Apesar das recentes discussões sobre ambiente de trabalho mais saudáveis, o reconhecimento sobre a importância do bem-estar físico, discussões sobre modelos de liderança que promovam a segurança psicológica e modelos de trabalho híbridos ou remotos, ainda há muito o que se caminhar quando o tema é saúde mental no ambiente de trabalho.
Falar sobre saúde mental continua sendo um estigma na sociedade atual e principalmente nas organizações. Ainda há uma crença coletiva de que falar sobre transtornos ou problemas mentais possa atrair o surgimento destas, no entanto não abordar o tema causa prejuízos à própria saúde mental e a toda sociedade.
“Nos Estados Unidos, os transtornos de ansiedade afetam cerca de 40 milhões de adultos, e no mundo esse número é estimado em 284 milhões de pessoas, o que faz da ansiedade a enfermidade mental mais comum do planeta. Na verdade, os números devem ser ainda mais altos, uma vez que as estatísticas refletem apenas as pessoas que tiveram acesso a tratamento e que receberam um diagnóstico. Outros exemplos de problemas mentais são a depressão, os transtornos de humor, como transtornos bipolar tipos I e II, o transtorno obsessivo-compulsivo e outros distúrbios, como o transtorno de estresse pós-traumático (TEPT).” (AARONS-ME, p.12)
Conforme publicado por Aarons-me, estes transtornos foram estudados mais recentemente, em 2020, por pesquisadores que descobriram um aumento preocupante destes transtornos pós pandemia. De acordo com esta pesquisa houve um aumento de 76,2 milhões de casos de ansiedade e 53,2 milhões de novos casos de transtornos depressivos significativos.
Não abordar o tema nas organizações pode elevar o sofrimento dos profissionais que estão enfrentando algum transtorno ou sofrimento mental e não evitará que seus efeitos afetem o seu desempenho profissional, pois tais transtornos, em linhas gerais, reduzem a capacidade de concentração, geram a perda de foco, distorção de fatos, podem ainda levar a pessoa a tomar decisões equivocadas, isolamento social, podem surgir pensamentos negativos entre outras possibilidades que podem levar o colaborador ao sofrimento, inclusive físico. Prejudicando funções essenciais para o desempenho adequado do colaborador.
Algumas pesquisas1 comprovam que falar sobre saúde mental nas organizações trás benefícios para o colaborador individualmente bem como torna o ambiente, em nível coletivo, um local saudável, criativo e mais produtivo.
No entanto, o estigma social de que falar sobre o assunto poderá gerar julgamento e até mesmo levar a demissão, impede que este assunto seja abordado de forma benéfica a todos nas organizações. Com isso o agravamento dos transtornos mentais se torna mais frequente e por consequência os afastamentos por motivos de doença, os pedidos de demissão, a redução da qualidade nos serviços prestados, consequências inerentes quando se assume o posicionamento de não abordar o tema de forma aberta nas organizações estão cada vez mais frequente.
A nível pessoal, fazer uma pausa para uma autorreflexão pode ser um fator chave para evitar um problema crônico ou de exaustão em que a saída seja apenas o afastamento profissional.
Desta forma, o primeiro passo para abordar o tema de saúde mental na organização, em um ambiente onde este tema não é abordado abertamente até o momento, está na esfera pessoal, na autorreflexão e em ações planejadas.
Algumas sugestões da Kelly Greenwood2 fundadora da Mind Share Partners são:
- Pense no que está enfrentado e qual o impacto disso: em seu desempenho profissional, se notou alterações em seu comportamento, em seus relacionamentos em geral, entre outros fatores.
- Qual a duração deste impacto? Esporádicos ou duradouros?

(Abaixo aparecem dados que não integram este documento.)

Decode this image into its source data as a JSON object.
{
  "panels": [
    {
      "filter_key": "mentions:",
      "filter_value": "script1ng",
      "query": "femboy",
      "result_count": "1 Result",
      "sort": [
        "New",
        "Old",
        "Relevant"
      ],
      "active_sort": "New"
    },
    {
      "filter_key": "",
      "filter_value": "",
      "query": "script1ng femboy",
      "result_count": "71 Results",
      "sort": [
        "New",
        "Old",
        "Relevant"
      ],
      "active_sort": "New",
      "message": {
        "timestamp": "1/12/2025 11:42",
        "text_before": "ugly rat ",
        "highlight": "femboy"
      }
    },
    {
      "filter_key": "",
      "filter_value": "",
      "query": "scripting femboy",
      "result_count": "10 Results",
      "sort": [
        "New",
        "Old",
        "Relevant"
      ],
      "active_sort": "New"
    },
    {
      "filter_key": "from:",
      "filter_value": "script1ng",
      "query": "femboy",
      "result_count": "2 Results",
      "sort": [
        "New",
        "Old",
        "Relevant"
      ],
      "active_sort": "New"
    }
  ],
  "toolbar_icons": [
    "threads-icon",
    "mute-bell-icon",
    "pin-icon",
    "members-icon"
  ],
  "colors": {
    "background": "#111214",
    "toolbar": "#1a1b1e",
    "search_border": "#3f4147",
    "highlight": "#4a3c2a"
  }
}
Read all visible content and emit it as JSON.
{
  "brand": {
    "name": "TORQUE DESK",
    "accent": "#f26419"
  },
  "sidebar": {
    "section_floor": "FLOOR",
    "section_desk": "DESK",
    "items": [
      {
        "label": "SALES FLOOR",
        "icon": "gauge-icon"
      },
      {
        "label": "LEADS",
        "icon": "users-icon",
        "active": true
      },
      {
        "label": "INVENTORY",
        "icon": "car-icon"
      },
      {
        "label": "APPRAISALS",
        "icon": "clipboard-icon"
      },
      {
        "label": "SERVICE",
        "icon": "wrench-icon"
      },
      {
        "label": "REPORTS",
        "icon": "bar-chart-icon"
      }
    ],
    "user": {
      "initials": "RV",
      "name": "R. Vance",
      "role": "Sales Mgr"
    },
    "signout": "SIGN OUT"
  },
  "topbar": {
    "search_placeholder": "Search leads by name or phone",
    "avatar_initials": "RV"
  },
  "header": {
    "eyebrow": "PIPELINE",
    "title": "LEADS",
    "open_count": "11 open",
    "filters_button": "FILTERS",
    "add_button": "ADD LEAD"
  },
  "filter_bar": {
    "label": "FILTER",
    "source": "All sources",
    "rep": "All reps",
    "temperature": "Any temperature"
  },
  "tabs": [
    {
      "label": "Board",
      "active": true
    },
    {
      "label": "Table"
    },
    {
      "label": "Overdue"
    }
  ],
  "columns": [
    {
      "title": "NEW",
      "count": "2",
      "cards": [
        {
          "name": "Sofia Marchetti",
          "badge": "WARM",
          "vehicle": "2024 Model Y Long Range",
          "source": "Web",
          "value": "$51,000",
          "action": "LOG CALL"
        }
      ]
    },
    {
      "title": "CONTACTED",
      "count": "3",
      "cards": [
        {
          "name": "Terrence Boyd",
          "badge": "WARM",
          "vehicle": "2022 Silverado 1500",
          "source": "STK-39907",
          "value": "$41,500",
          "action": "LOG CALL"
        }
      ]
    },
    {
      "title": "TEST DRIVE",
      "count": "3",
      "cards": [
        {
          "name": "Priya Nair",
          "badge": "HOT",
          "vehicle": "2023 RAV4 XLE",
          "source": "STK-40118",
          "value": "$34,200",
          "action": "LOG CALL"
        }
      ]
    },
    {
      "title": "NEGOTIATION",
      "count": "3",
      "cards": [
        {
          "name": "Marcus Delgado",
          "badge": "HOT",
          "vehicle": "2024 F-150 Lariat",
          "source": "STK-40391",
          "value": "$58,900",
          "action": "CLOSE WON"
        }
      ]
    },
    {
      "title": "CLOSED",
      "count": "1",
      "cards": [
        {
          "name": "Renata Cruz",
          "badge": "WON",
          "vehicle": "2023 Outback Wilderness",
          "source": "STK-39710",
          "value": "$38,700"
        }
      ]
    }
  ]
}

- O que está passando é algo esporádico ou constante?
- Pense nas possíveis causas dos sintomas: tem relação com o trabalho, com algum aspecto da vida pessoal ou com um fator estressante de maior alcance?
- Verifique se a organização oferece algum recurso aos colaboradores como capacitação em saúde mental no ambiente de trabalho, grupos de apoio ou outros.
- Analise como a organização poderia te apoiar e elabore um pedido claro: como por exemplo, trabalhar um dia em home office para viabilizar sua presença na terapia? Ou negociar um horário diferenciado de trabalho em um determinado dia da semana?
- Avalie com quem poderia contar em um primeiro momento, idealmente o seu líder imediato teria esta função de apoio, acolhimento e encaminhamento, no entanto avalie se ele(a) demonstra tais comportamentos, ou comportamentos que você considera como confiável e empático. Não sendo o líder uma opção, avalie com quem pode contar, algum profissional dos recursos humanos ou um colega em quem confia? Contar com o apoio de um familiar ou amigo de sua confiança pode também te auxiliar para que perceba que não está sozinho(a) e para te auxiliar em pensar em algumas saídas de forma mais consciente e sensata.
- Informe-se sobre proteções e benefícios legais.
Como destacado anteriormente, falar abertamente sobre saúde mental ainda é um estigma em nossa sociedade e como todo estigma a sua dissolução ocorre a partir de decisões corajosas de quebra destes ciclos. Estas decisões corajosas partem do sentimento de compaixão e de autorresponsabilidade.
No âmbito organizacional, abordar o tema de saúde mental é essencial para a criação de um ambiente criativo, produtivo e propício a felicidade do trabalhador. Para que este tema seja abordado de forma séria e benéfica é importante iniciar por uma análise estruturada da cultura organizacional, por uma análise das políticas de recursos humanos, pelo entendimento do perfil da liderança, verificar quais são as regras acordadas e as veladas. A partir do diagnóstico do momento atual da organização é possível compreender o cenário em que a organização se encontra e desenhar um projeto com o planejamento de ações para o cultivo de um ambiente favorável a saúde mental do trabalhador.
E por onde começar?
Após o diagnóstico é possível analisar as condições reais da organização, e como apresentado em inúmeros estudos, compreender se as necessidades básicas estão sendo atendidas é fundamental antes da proposta de qualquer projeto com uma complexidade ou amplitude maior.
Algumas necessidades básicas podem ser definidas como oferecer um local de trabalho arejado, com iluminação natural, com mesas e cadeiras ergonômicas apropriadas as funções exercidas naquela organização ou área, acesso a água e banheiros, segurança, ambiente organizado e limpo são algumas das necessidades básicas.
Considerando que as necessidades básicas estejam sendo atendidas e que a organização pretende dar início a algumas iniciativas, um bom começo é entender que a felicidade no trabalho está diretamente relacionada ao equilíbrio entre vida pessoal e profissional3, portanto incentivos a manutenção deste equilíbrio são cruciais.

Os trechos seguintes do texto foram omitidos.